Last night, my husband and I stood waiting and chatting in Penn Station after a reading of one of his new plays. He got a lot of fantastic feedback- compliments as well as excellent constructive criticism. Eventually, the conversation turned toward my very odd experience on Monday with a trolling blog commenter. What could have been a constructive note, was expressed as a nasty, personal (and may I say, poorly written) attack on my motives for blogging.
There is no doubt that I have given this woman way too much of my energy and time. But since this was my first –and I am sure not my last– experience with this type of negativity, I have been analyzing my reaction to the whole experience.
Anyway, I told Ben that I have never particularly received constructive criticism about my blog–the way you would with a play. I have received tons of wonderful constructive compliments over the years (which is one of the major driving forces of my writing, please don’t get me wrong) but as far as “you can do this better”– not all that much. Ben had a great point though. He said, “But is there an exact way to blog? What type of advice would you even get?”
And that’s when I realized why the troller got so deeply under my skin. She was insulting a particularly vague form of writing. There are many reasons why people write, I think we learned about this in middle school:
- To teach or inform
- To call people to action
- To inspire or create a community/connection
- And others I didn’t catch because I was watching a bird fly by the classroom window
My point is that quite often, blogging in particular is about telling your story in order to invite a community to share your experience. If not, you would just write it all in a journal. Now, things get tricky when the writer hopes or expects a certain reaction, OR, in this recent case, the reader misinterprets the writer’s intentions. This, I believe at least, is why we often get the, “Who cares?” or, “Why is this even published?” trolling comments on so many places online. The confused reader believes each article is written for them personally, and forgets that they may not be the community included in the target audience.
As a writer, do I hope to reach people outside my assumed audience? Of course! But I never expect it. I am certain I have friends and family members that are probably not super into emotional posts about hiking and acting. That doesn’t insult me. But they wouldn’t go out of their way to tell me my work is not up their alley, because they realize that there are plenty of things online not written for them.

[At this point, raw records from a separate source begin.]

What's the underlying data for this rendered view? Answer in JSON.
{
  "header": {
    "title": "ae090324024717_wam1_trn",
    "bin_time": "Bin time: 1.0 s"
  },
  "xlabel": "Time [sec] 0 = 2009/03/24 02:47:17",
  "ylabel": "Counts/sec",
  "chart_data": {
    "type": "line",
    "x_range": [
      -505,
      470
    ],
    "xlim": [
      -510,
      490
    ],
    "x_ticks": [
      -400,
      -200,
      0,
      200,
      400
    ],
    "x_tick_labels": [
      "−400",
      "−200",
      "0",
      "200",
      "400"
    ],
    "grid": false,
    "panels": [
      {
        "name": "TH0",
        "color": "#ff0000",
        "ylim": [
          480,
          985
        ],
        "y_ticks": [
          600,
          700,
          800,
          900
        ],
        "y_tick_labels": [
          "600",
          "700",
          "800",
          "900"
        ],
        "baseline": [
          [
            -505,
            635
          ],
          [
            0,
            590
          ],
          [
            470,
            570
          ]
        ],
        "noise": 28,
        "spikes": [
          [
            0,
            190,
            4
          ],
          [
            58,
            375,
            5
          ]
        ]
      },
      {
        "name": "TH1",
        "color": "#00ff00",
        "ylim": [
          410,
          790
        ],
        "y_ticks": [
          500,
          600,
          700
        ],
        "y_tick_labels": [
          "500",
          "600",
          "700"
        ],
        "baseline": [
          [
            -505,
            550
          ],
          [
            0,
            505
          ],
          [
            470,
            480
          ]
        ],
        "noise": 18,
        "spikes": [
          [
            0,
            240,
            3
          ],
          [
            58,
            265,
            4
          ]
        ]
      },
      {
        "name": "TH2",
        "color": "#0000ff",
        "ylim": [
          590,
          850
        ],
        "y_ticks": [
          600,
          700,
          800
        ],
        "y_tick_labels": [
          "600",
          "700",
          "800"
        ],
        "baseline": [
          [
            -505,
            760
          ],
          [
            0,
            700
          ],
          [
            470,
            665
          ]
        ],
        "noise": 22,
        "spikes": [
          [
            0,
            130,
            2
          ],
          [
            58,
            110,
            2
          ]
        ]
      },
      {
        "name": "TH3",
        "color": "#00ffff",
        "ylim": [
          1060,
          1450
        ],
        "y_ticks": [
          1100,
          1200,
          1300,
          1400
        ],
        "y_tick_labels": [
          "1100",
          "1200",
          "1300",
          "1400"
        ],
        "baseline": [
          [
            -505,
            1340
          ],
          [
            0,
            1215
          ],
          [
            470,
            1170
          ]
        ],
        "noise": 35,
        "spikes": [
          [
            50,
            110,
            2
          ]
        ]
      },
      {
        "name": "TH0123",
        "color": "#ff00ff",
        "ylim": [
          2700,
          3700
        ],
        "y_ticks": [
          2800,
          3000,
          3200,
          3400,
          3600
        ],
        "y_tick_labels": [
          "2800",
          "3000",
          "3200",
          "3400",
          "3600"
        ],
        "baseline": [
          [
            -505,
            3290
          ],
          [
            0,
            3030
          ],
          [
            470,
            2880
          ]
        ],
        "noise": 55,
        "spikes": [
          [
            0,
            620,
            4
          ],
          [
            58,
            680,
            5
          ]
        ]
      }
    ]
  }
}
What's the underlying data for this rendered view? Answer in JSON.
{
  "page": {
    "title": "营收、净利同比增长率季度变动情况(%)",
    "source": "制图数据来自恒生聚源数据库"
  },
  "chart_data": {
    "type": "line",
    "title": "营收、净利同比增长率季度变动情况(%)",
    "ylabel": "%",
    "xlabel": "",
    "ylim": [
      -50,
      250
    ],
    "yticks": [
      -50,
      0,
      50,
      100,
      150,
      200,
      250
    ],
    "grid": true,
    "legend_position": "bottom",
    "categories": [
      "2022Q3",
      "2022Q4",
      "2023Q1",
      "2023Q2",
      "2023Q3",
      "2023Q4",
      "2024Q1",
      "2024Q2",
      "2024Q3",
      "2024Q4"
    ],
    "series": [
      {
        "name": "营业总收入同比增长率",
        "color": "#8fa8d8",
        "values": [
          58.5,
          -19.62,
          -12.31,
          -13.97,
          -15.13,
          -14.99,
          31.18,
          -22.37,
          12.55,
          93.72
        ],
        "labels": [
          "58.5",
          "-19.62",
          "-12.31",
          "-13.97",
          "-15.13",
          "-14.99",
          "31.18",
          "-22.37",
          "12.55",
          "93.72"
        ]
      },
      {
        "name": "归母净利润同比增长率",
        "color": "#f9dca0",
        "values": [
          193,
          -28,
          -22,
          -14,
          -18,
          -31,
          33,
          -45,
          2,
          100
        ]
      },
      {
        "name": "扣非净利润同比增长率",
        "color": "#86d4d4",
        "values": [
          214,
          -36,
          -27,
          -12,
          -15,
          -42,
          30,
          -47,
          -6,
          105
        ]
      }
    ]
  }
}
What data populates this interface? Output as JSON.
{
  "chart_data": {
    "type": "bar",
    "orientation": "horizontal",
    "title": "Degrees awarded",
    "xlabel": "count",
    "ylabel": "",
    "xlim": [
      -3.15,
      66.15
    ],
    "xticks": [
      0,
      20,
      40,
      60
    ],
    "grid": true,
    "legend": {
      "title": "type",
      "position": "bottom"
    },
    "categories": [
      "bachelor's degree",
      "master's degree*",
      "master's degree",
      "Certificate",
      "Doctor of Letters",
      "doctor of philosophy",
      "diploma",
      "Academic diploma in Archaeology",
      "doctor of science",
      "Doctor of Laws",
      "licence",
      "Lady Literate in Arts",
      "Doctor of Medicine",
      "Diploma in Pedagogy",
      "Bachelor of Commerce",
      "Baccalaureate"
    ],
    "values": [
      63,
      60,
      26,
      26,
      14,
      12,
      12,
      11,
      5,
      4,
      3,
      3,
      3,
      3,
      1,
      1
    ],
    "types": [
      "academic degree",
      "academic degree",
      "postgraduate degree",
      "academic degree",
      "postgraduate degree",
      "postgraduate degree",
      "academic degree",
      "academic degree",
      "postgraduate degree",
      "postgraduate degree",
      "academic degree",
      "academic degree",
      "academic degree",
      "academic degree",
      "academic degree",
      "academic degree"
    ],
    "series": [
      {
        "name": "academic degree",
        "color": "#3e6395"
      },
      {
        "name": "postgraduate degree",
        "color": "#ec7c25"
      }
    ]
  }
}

But I still haven’t answered the question: why do we blog? Or rather, why do I blog? When I began in 2010, I wanted to simply talk about living in NYC as a broke actor. Nothing more. I was amazed that anyone read it. It was an exercise in building my confidence. As the years went on, people began to tell me they related with some of my stories, and that meant more to me than the world. And so my writing evolved into something more than an occasional hobby. It became a way to connect with other artists.
The tricky part is that when you branch off of your personal blog and share your ideas with a larger audience, your purpose slightly changes depending on each site. Having my posts suddenly featured around the internet was mind-boggling. I didn’t realize I could reach an audience that large so quickly, even if, in the scheme of the internet, it isn’t super impressive. To me, it was very exciting. So I’ve been hopping on every idea that comes to mind, and it’s been wonderful for my creativity all around.
The issue is that you remove your blogging context. An article about why I blog makes more sense on Maybe There Will Be Cupcakes amidst my other writing throughout this site. This is not really a standalone article. Whether you’re a personal friend of mine or are brand new to the site, you are surrounded by context about my life and general vibe. On someone else’s site, that disappears. I can understand how that can be confusing to a reader that assumes all articles are geared toward them.
I believe my point is this- as bloggers, I don’t feel we need to change our purpose for writing while branching out into the internet. If our article is accepted, it meant that the editors felt it had a place within their brand. However, we need to remember that negative comments may be due to a reader’s inability to connect the person to the message. Without context (or knowing the writer personally) a reader may project their own tone of voice on your writing, and then madness ensues. This is not to excuse it, but just to provide a possible explanation.
As a reader, we all need to remind ourselves that a human being, with a different personality than our own, has written this article. It is outside of their zone, and therefore, we cannot assume who they are as people. We can only read the story or the message. Yes, it is a public forum, and the writer is opening a door to opinions by submitting the article, but this does not mean we are welcome to project our personal issues onto the writer. The writer doesn’t know you, and if you scream at them, they probably won’t be all that excited to remedy that.
So as both parties, before commenting (or responding to a comment), I encourage everyone to think, “What is the purpose of this writing?” Is it really to tell me how I have to live my life? Does this harm anyone? If so, or if you have something constructive to add to the topic itself, then by all means comment, that’s the point of putting these articles online opposed to in a magazine. But if it doesn’t, spend your energy considering the other person’s point of view, or read something you enjoy somewhere else on the internet.
We’ll never be able to stop trolls who troll for the sake of trolling, but we can step back when our emotions take hold, and try to see the bigger picture.